There’s a small minority of single women out there who are content with their single-hood. Some are even blessed by it. But from the women I watch and talk to, most of the rest are struggling with their relationship status.
I see the struggle in the kind of guys they give their hearts to. Guys that won’t honor them. Guys that won’t protect them. Guys who have no ambition or no job. Guys that have no intention of leading and providing, let alone being a Christ-figure in a marriage.
If you’ve read much of what I say, you know John and Stasi Eldredge’s work has molded my own. The longer I do this stuff the more and more I am smacked in the face by the truth in what they say. This is one of those face smacks:
There is an emotional promiscuity we’ve noticed among many good young men and women. The young man understands something of the journey of the heart. He wants to talk, to “share the journey.” The woman is grateful to be pursued, she opens up. They share the intimacies of their lives – their wounds, their walks with God. But he never commits. He enjoys her… then leaves.
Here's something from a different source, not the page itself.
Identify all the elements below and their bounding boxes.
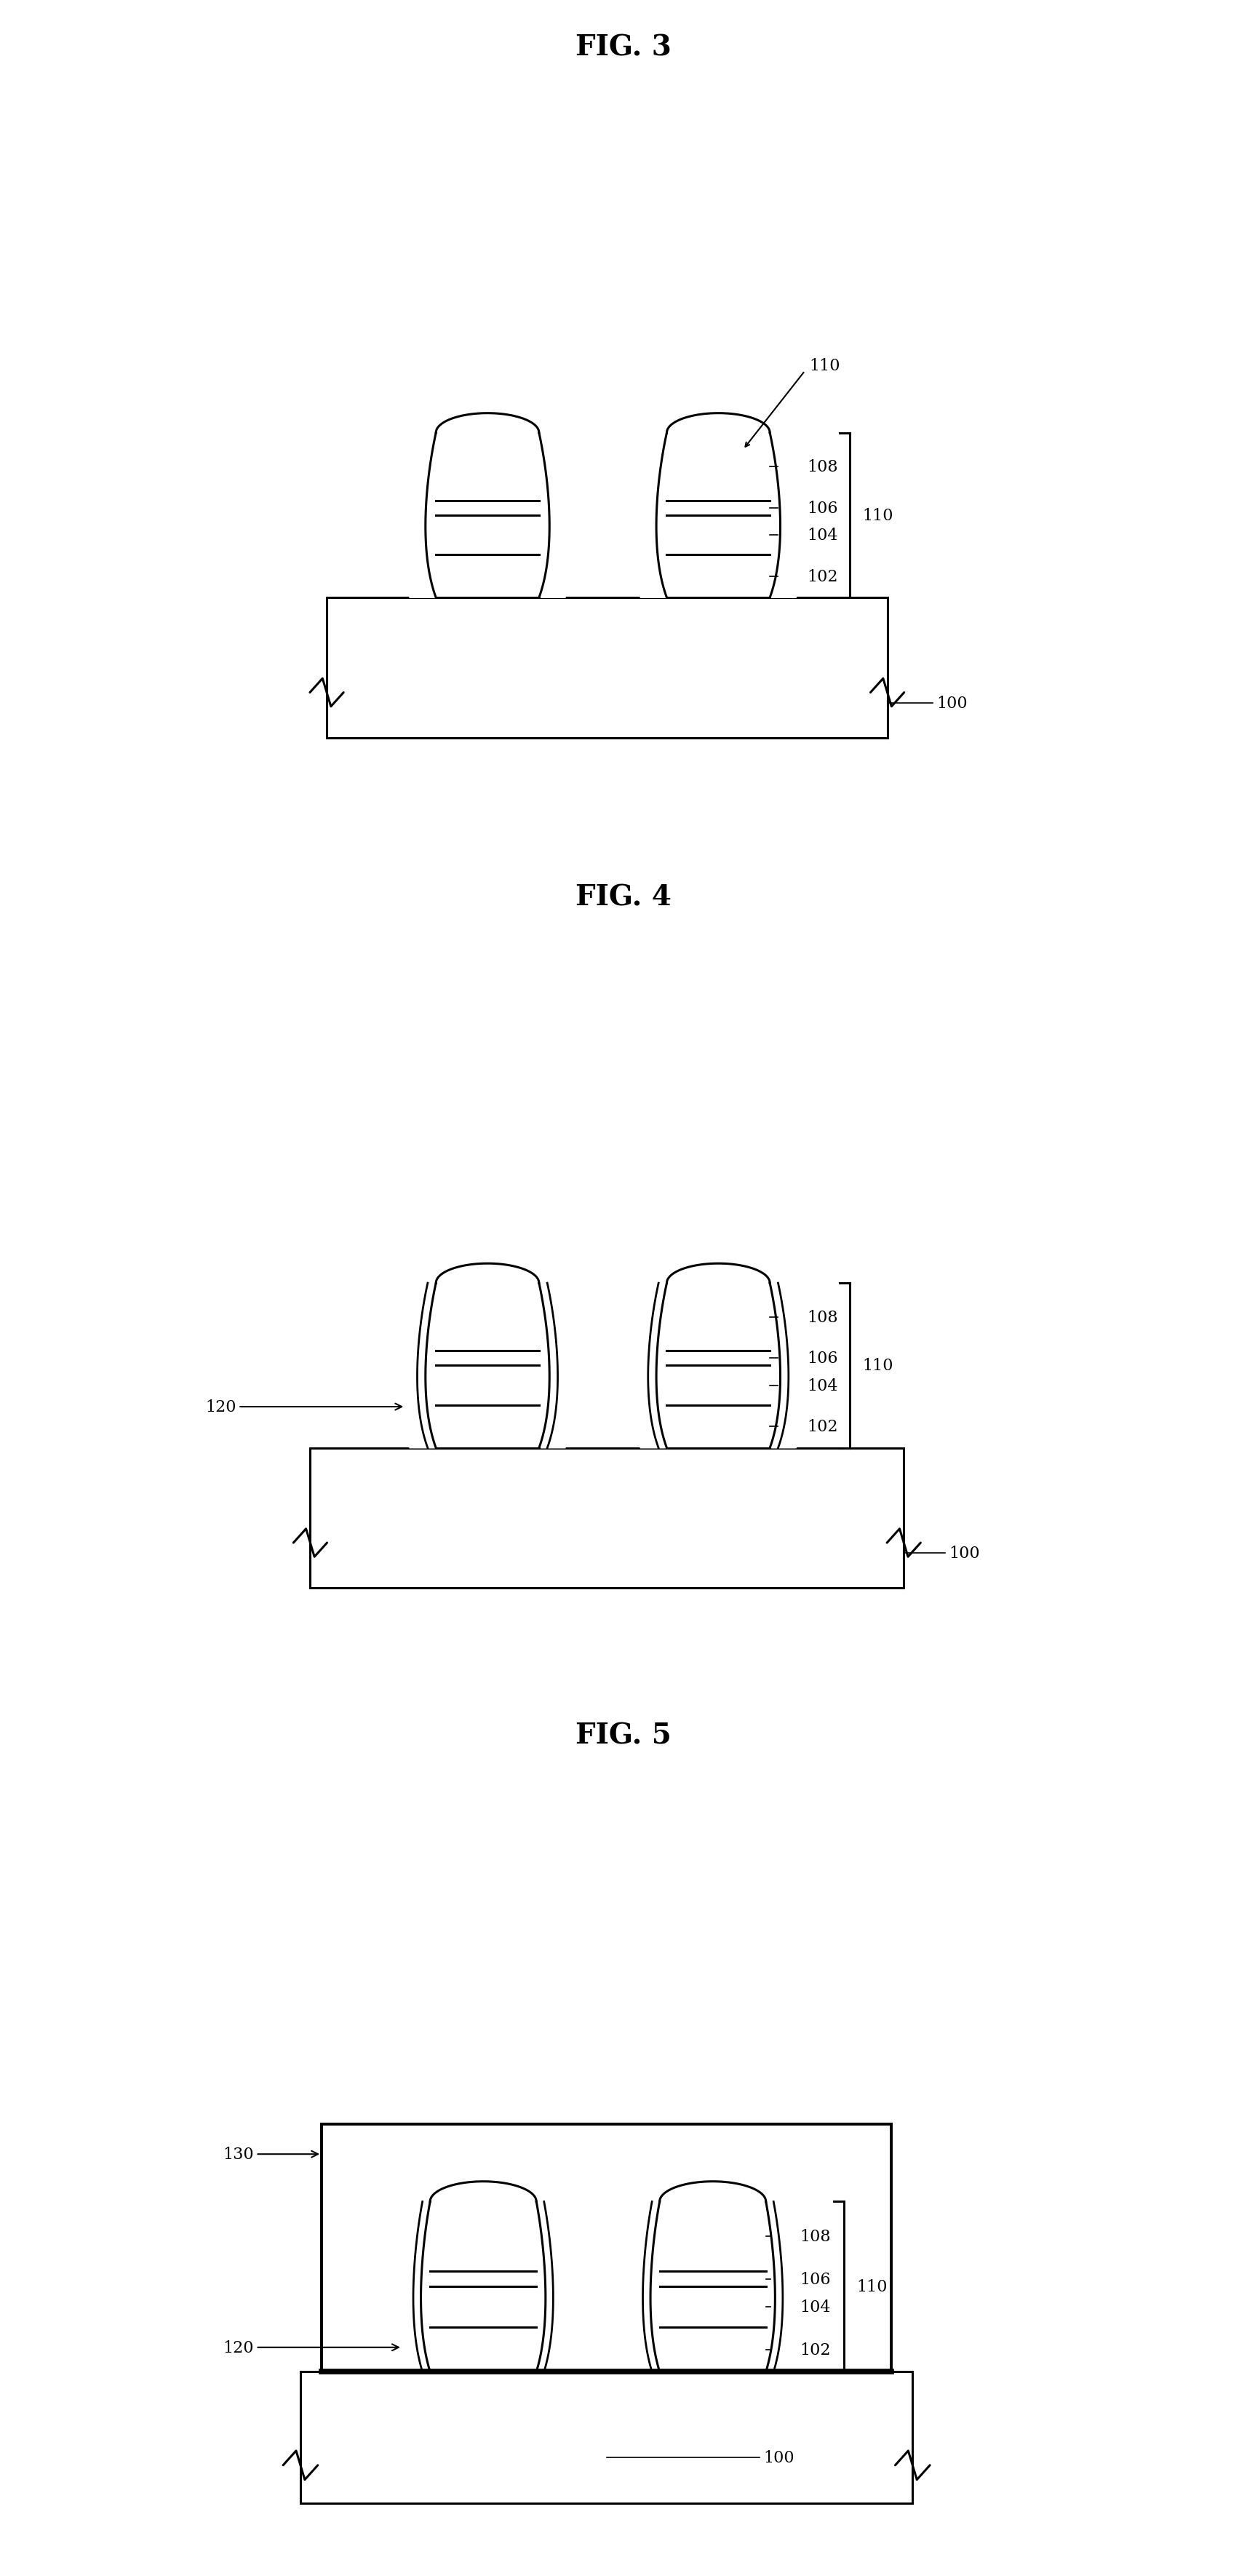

And she wonders, What did I do wrong? She failed to see his passivity. He really did not ever commit or offer assurances that he would…
Be careful you do not offer too much of yourself to a man until you have good, solid evidence that he is a strong man willing to commit. Look at his track record with other women. Is there anything to be concerned about there? If so, bring it up. Also, does he have any close male friends – and what are they like as men? Can he hold down a job? Is he walking with God in a real and intimate way? Is he facing the wounds of his own life, and is he also demonstrating a desire to repent of Adam’s passivity and/or violence? Is he headed somewhere with his life? A lot of questions, but your heart is a treasure, and we want you to offer it only to a man who is worthy and ready to handle it well.
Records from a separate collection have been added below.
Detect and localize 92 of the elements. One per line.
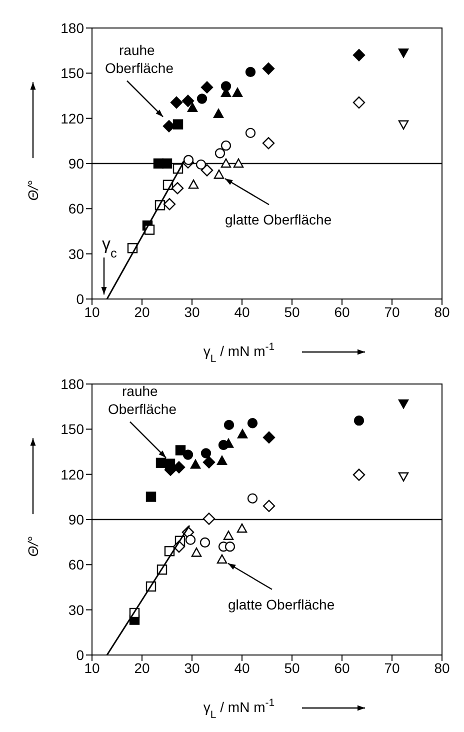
- x-axis-title: γ$_{L}$ / mN m$^{-1}$: [203, 341, 275, 365]
- point: [163, 198, 176, 210]
- x-tick-label: 20: [134, 660, 150, 676]
- point: [398, 399, 409, 409]
- y-axis-title: Θ/°: [25, 180, 41, 201]
- point: [196, 94, 208, 104]
- y-tick-label: 120: [60, 466, 84, 482]
- point: [190, 459, 201, 469]
- point: [183, 154, 194, 166]
- x-tick-label: 40: [234, 660, 250, 676]
- point: [352, 96, 366, 109]
- x-tick-label: 60: [334, 304, 350, 320]
- point: [191, 548, 202, 557]
- point: [398, 472, 409, 482]
- point: [162, 158, 172, 169]
- point: [220, 158, 232, 168]
- point: [262, 62, 275, 75]
- y-axis-title: Θ/°: [25, 536, 41, 557]
- y-tick-label: 120: [60, 110, 84, 126]
- x-tick-label: 30: [184, 304, 200, 320]
- point: [232, 88, 243, 97]
- annotation: rauhe Oberfläche: [105, 42, 174, 76]
- point: [175, 445, 186, 456]
- point: [200, 448, 212, 458]
- annotation: glatte Oberfläche: [228, 596, 335, 612]
- point: [171, 182, 184, 194]
- point: [214, 148, 226, 158]
- point: [182, 94, 194, 107]
- x-axis-title: γ$_{L}$ / mN m$^{-1}$: [203, 697, 275, 721]
- point: [213, 108, 224, 118]
- point: [185, 534, 196, 545]
- point: [182, 450, 194, 460]
- x-tick-label: 40: [234, 304, 250, 320]
- y-tick-label: 60: [68, 200, 84, 217]
- x-tick-label: 50: [284, 304, 300, 320]
- point: [223, 530, 234, 540]
- point: [233, 158, 244, 168]
- point: [196, 159, 206, 170]
- point: [398, 48, 409, 58]
- point: [224, 420, 234, 430]
- y-tick-label: 90: [68, 511, 84, 528]
- y-tick-label: 30: [68, 602, 84, 618]
- point: [224, 542, 236, 552]
- x-tick-label: 50: [284, 660, 300, 676]
- y-tick-label: 90: [68, 155, 84, 172]
- x-tick-label: 80: [434, 304, 450, 320]
- annotation: glatte Oberfläche: [225, 212, 332, 228]
- y-tick-label: 0: [76, 290, 84, 307]
- y-tick-label: 60: [68, 556, 84, 573]
- x-tick-label: 80: [434, 660, 450, 676]
- x-tick-label: 20: [134, 304, 150, 320]
- point: [262, 500, 276, 512]
- x-tick-label: 60: [334, 660, 350, 676]
- point: [200, 164, 214, 176]
- point: [200, 81, 214, 94]
- point: [354, 415, 364, 426]
- point: [188, 179, 199, 189]
- point: [216, 456, 228, 465]
- x-tick-label: 70: [384, 304, 400, 320]
- x-tick-label: 70: [384, 660, 400, 676]
- point: [187, 102, 198, 112]
- point: [200, 537, 210, 548]
- point: [202, 456, 216, 468]
- point: [352, 49, 366, 62]
- point: [220, 140, 232, 151]
- point: [146, 492, 156, 502]
- point: [236, 523, 248, 533]
- point: [247, 418, 258, 428]
- point: [216, 554, 228, 564]
- y-tick-label: 180: [60, 376, 84, 392]
- x-tick-label: 10: [84, 304, 100, 320]
- point: [245, 128, 256, 138]
- y-tick-label: 30: [68, 246, 84, 262]
- point: [202, 512, 216, 525]
- y-tick-label: 180: [60, 20, 84, 36]
- point: [214, 170, 224, 179]
- point: [170, 96, 183, 109]
- point: [172, 119, 184, 130]
- point: [262, 431, 276, 444]
- annotation: γ$_{c}$: [102, 234, 118, 260]
- y-tick-label: 150: [60, 65, 84, 82]
- point: [247, 493, 258, 504]
- x-tick-label: 10: [84, 660, 100, 676]
- point: [237, 429, 248, 438]
- y-tick-label: 150: [60, 421, 84, 438]
- point: [262, 137, 275, 150]
- point: [398, 120, 409, 130]
- annotation: rauhe Oberfläche: [108, 382, 177, 417]
- point: [352, 468, 366, 481]
- point: [245, 66, 256, 78]
- y-tick-label: 0: [76, 646, 84, 663]
- x-tick-label: 30: [184, 660, 200, 676]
― Captivating: Unveiling the Mystery of a Woman’s Soul
Don’t read over that quote too fast. There’s some genuine wisdom tucked in there. I’m a bullet point kind of girl. Go through those question one by one.
- What’s his track record with other women?
- What are his male friends like?
- Can he hold down a job?
- Is his walk with God real and intimate?
- Is he facing his own wounds?
- Is he repenting of his passivity or aggression?
- Is he headed somewhere in his life?
If you answered a negative to any one of those questions do not give your heart to that man. But you can help him grow into that right? I’m afraid not. God is the only one who can transform him. But he needs you? No, a man of God needs God and will offer his strength to YOU. But he could change. Yes he could. But it is also possible that he might not. But I don’t want to hurt him. Staying in a relationship out of pity does nobody any good.
If you are struggling with finding the right guy or if you aren’t sure if you should stay in a relationship, I want to leave you with this. I want you to ask yourself if you have a man who is capable of THIS. If he is, don’t let him go, if he’s not it’s time to let go.
Husbands, love your wives the same as Christ loved the church and gave his life for it. He died to make the church holy. He used the telling of the Good News to make the church clean by washing it with water. Christ died so that he could give the church to himself like a bride in all her beauty. He died so that the church could be holy and without fault, with no evil or sin or any other thing wrong in it.
And husbands should love their wives like that. They should love their wives as they love their own bodies. The man who loves his wife loves himself, because no one ever hates his own body, but feeds and takes care of it. And that is what Christ does for the church because we are parts of his body. The Scriptures say, “That is why a man will leave his father and mother and join his wife, and the two people will become one.” That secret truth is very important—I am talking about Christ and the church. But each one of you must love his wife as he loves himself. And a wife must respect her husband. Eph. 5
It’s not about personality. It’s not about mutual interests. It’s not about attraction. Give your heart to man who has given his heart to God.